Hourly earnings rose by 0.4 percent in November, double what economists had been expecting. That gain in hourly pay was significantly above the measly 0.1 percent increase in October, let alone the unchanged number in September. At the same time, the number of hours worked ticked up by one-tenth, adding to pay envelopes. 
“The pairing of strong hiring and wage gains is a really strong indicator of the health of the economy,” said Tara Sinclair, chief economist at Indeed.com, a leading job search website. “Now, we want to see people coming back into the work force and also finding the right jobs for them in terms of wages, skills, and hours.” 
The pickup in wage growth is coming as gasoline prices are plunging, providing a double boon for consumers and retailers with the holiday shopping season underway. 
For the year as a whole, the gain in jobs, with one month still to go, is shaping up as the best in 15 years. 
In economics most things cut both ways, however, and Friday’s report was no exception. 
 The nascent labor market strength makes it more likely the Federal Reserve will start raising short-term interest rates sooner rather than later. Most economists expect the central bank to increase interest rates in mid-2015, after leaving them near zero since the depths of the financial crisis in late 2008. Some now argue that the Fed may move to raise its key interest rate lever as early as March next year, but most are still sticking with midyear. 
As positive as the figures for November were, one month’s data probably isn’t enough to shift the Fed’s thinking, said Guy Berger, chief United States economist at RBS. “You’d have to see these kinds of number over the next three or four months, then March comes into play,” he said. “Our view now is that the first rate hike will come in June.”
Full article with video BELOW THE FOLD.

 Via: Memeorandum

1 comment:

  1. I don't see how any of this is relevant.

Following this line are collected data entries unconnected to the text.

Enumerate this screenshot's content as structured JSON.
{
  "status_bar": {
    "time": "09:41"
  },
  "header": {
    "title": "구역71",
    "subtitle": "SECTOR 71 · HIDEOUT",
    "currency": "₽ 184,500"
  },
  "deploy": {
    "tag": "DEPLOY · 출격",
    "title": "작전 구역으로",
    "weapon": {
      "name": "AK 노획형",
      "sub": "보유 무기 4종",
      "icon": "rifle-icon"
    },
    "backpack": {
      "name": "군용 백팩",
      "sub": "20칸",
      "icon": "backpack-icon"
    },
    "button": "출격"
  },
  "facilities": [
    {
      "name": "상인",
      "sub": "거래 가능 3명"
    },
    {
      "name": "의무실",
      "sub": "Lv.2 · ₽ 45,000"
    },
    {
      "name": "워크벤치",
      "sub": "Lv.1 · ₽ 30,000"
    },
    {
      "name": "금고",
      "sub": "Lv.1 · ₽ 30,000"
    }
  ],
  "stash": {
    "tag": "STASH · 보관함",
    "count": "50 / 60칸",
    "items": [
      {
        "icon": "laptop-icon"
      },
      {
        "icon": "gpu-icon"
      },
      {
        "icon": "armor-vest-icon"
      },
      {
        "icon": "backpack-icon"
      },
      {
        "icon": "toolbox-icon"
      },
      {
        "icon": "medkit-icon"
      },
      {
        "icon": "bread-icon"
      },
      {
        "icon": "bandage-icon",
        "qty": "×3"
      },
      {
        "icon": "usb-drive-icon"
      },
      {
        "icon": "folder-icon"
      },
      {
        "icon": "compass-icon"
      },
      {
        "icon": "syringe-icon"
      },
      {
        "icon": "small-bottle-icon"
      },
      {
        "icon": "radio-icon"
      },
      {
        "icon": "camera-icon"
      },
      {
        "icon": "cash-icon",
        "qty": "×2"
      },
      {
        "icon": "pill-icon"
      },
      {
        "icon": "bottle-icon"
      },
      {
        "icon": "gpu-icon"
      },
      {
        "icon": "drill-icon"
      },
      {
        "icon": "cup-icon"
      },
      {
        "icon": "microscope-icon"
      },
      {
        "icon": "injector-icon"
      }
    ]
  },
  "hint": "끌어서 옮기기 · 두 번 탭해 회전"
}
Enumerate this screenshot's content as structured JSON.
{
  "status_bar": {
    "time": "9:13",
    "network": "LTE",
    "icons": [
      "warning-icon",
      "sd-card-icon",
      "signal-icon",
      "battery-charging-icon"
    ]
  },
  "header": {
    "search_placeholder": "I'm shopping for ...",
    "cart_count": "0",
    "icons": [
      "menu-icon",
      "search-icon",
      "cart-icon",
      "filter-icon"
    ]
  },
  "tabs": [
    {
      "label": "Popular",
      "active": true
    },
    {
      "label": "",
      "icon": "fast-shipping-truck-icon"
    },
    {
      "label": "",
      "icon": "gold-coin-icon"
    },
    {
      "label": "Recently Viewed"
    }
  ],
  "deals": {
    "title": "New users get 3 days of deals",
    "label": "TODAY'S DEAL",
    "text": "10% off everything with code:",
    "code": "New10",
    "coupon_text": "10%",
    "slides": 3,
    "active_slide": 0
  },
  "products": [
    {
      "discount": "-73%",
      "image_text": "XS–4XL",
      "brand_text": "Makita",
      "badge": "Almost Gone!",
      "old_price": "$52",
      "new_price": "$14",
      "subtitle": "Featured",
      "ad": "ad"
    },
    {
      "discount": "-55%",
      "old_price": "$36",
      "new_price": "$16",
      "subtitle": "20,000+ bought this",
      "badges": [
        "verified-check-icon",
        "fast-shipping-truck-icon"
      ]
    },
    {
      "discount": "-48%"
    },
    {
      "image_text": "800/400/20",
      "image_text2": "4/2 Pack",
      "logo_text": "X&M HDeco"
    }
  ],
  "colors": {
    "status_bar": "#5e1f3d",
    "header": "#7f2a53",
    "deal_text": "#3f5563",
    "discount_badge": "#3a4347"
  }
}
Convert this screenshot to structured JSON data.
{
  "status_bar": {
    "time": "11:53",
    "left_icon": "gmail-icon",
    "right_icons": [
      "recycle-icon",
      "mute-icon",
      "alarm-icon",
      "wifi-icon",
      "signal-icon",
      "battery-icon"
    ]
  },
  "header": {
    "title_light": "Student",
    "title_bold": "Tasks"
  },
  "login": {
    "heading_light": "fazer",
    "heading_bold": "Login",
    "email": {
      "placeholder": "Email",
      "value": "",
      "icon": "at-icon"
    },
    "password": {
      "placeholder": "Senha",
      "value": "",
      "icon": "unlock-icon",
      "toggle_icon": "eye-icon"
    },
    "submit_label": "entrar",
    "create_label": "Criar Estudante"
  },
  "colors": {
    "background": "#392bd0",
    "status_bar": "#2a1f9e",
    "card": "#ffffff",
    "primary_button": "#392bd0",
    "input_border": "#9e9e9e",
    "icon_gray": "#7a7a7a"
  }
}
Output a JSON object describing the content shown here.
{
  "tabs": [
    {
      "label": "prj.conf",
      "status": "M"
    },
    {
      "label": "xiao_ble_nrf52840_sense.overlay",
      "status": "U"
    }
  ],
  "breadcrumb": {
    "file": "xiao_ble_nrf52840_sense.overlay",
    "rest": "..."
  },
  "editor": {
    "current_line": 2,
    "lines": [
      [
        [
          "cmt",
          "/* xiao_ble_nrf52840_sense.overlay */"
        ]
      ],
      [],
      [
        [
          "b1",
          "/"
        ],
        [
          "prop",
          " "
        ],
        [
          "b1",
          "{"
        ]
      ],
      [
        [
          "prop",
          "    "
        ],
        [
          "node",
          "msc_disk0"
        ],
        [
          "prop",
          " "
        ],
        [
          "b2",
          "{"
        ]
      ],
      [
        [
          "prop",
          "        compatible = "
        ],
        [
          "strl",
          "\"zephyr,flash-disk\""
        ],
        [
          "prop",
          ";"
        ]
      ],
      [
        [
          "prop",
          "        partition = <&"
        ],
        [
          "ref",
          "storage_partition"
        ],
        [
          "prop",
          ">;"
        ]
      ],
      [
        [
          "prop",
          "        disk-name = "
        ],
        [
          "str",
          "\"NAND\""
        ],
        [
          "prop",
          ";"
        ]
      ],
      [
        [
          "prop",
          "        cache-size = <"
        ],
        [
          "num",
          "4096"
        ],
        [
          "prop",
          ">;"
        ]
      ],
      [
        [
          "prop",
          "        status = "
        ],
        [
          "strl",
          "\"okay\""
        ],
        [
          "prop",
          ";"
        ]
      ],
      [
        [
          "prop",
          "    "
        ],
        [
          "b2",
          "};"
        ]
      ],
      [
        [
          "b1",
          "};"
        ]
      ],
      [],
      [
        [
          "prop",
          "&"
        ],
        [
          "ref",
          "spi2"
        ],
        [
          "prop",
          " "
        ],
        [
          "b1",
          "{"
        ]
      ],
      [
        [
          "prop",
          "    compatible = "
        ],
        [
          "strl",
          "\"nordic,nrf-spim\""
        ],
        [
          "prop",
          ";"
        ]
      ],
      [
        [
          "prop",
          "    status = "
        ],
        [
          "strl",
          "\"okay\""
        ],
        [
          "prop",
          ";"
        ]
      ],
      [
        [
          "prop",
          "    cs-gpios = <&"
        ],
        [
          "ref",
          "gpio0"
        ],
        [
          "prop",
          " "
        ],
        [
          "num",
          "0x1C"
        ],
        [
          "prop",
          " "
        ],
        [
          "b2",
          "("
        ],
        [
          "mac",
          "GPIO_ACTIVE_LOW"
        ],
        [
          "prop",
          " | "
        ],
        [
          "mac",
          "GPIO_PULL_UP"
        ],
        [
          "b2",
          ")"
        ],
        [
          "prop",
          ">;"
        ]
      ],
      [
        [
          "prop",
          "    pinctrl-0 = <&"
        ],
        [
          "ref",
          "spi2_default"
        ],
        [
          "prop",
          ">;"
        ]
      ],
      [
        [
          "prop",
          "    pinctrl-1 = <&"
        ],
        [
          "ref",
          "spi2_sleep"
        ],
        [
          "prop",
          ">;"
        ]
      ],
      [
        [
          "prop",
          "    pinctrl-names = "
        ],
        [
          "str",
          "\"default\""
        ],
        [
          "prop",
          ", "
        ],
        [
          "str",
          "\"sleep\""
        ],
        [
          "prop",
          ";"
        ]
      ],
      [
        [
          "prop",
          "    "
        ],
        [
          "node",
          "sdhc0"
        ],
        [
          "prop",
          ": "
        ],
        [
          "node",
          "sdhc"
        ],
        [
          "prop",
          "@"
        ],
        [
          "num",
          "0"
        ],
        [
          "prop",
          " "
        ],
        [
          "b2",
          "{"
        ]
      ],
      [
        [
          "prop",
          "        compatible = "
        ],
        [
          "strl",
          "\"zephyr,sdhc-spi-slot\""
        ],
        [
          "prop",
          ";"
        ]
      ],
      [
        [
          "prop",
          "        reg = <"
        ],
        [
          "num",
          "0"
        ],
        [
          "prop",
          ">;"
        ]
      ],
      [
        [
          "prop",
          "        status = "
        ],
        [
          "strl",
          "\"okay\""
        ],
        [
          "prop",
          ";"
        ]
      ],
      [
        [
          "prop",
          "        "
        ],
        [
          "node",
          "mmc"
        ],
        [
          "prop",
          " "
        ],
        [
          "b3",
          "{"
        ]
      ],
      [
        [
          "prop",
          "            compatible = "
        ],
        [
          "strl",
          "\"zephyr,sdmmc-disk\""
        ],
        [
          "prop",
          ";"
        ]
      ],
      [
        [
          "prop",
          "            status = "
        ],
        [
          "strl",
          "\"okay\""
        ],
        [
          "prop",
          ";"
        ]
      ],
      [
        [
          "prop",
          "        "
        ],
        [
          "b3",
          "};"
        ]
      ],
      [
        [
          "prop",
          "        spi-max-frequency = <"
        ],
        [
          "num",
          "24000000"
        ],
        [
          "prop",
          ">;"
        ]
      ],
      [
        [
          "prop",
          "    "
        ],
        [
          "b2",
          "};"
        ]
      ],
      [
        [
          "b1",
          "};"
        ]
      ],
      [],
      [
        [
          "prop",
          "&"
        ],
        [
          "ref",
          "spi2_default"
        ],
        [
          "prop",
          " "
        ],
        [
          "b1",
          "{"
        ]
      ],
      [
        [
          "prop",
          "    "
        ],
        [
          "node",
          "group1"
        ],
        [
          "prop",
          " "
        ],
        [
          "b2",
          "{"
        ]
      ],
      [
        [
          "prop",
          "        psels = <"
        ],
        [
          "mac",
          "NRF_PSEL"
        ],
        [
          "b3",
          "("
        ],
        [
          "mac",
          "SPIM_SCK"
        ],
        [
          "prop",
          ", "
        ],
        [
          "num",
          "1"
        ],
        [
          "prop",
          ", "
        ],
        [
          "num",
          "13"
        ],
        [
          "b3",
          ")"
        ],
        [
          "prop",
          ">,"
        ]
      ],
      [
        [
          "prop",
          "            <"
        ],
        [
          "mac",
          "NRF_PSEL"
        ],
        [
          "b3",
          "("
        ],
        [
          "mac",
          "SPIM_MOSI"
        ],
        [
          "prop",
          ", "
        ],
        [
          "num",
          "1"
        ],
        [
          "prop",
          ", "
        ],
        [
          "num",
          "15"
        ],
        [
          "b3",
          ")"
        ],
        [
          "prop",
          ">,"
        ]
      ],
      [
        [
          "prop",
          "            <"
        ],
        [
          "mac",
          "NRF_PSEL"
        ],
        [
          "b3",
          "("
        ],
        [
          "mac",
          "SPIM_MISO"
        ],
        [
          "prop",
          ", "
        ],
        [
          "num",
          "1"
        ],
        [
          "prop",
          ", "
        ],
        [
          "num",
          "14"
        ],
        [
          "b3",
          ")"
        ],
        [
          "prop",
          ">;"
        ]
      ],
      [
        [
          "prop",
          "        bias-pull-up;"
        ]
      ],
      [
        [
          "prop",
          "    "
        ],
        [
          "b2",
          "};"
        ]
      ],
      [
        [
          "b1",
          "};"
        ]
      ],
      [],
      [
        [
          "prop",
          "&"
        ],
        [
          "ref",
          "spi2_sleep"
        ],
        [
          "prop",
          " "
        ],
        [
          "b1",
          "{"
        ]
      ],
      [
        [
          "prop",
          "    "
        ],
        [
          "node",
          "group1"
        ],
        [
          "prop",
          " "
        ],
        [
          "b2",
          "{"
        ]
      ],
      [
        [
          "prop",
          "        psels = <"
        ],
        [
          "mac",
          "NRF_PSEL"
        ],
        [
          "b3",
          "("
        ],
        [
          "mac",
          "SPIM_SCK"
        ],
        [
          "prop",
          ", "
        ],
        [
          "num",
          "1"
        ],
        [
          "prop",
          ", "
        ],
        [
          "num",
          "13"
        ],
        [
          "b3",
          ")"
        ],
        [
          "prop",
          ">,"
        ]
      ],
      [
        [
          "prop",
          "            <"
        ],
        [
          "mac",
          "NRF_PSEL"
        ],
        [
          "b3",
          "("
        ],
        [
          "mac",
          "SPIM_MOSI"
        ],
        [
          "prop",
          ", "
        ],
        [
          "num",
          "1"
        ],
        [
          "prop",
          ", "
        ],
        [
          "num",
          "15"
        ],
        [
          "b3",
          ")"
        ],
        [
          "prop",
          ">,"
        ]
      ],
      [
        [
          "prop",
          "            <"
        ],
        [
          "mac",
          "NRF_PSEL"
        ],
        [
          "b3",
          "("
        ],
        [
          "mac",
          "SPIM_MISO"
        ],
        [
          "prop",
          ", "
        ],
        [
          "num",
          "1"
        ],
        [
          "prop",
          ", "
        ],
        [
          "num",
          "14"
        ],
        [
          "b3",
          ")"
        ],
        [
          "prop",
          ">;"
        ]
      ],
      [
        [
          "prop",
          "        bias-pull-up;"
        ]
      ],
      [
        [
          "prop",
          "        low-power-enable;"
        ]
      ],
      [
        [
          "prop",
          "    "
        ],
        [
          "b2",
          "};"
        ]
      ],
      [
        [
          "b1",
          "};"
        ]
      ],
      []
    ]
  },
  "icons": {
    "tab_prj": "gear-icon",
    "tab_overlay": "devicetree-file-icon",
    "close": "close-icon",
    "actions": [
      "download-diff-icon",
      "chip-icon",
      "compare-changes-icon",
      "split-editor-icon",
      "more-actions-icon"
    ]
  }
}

There is only one story we're allowed to discuss at a time and you'll incur the wrath of CNN if you try to steer any conversation away from their regularly scheduled and totally interminable repetition. What are you, a troublemaker?

    But no, this is America the self absorbed where any facts that don't fit the script of our chosen party will be attacked along with anyone who tells us about them. A decision violates things we just know because it fits our politics must be the result of systemic racism. Economic conditions that don't flatter the pundits who have been totally, completely and absolutely wrong must not be true, but sorry -- this week we're out in the street making millions of people's lives miserable and difficult, singing songs and carrying signs and if you need to get to the hospital or to work or pick up your kids from school or anything else, you're SOL. How can you think about anything else?

    And if someone is burning down your house or robbing your business or just abducted your sister or beat the crap out of you and stole your wallet -- stop being selfish.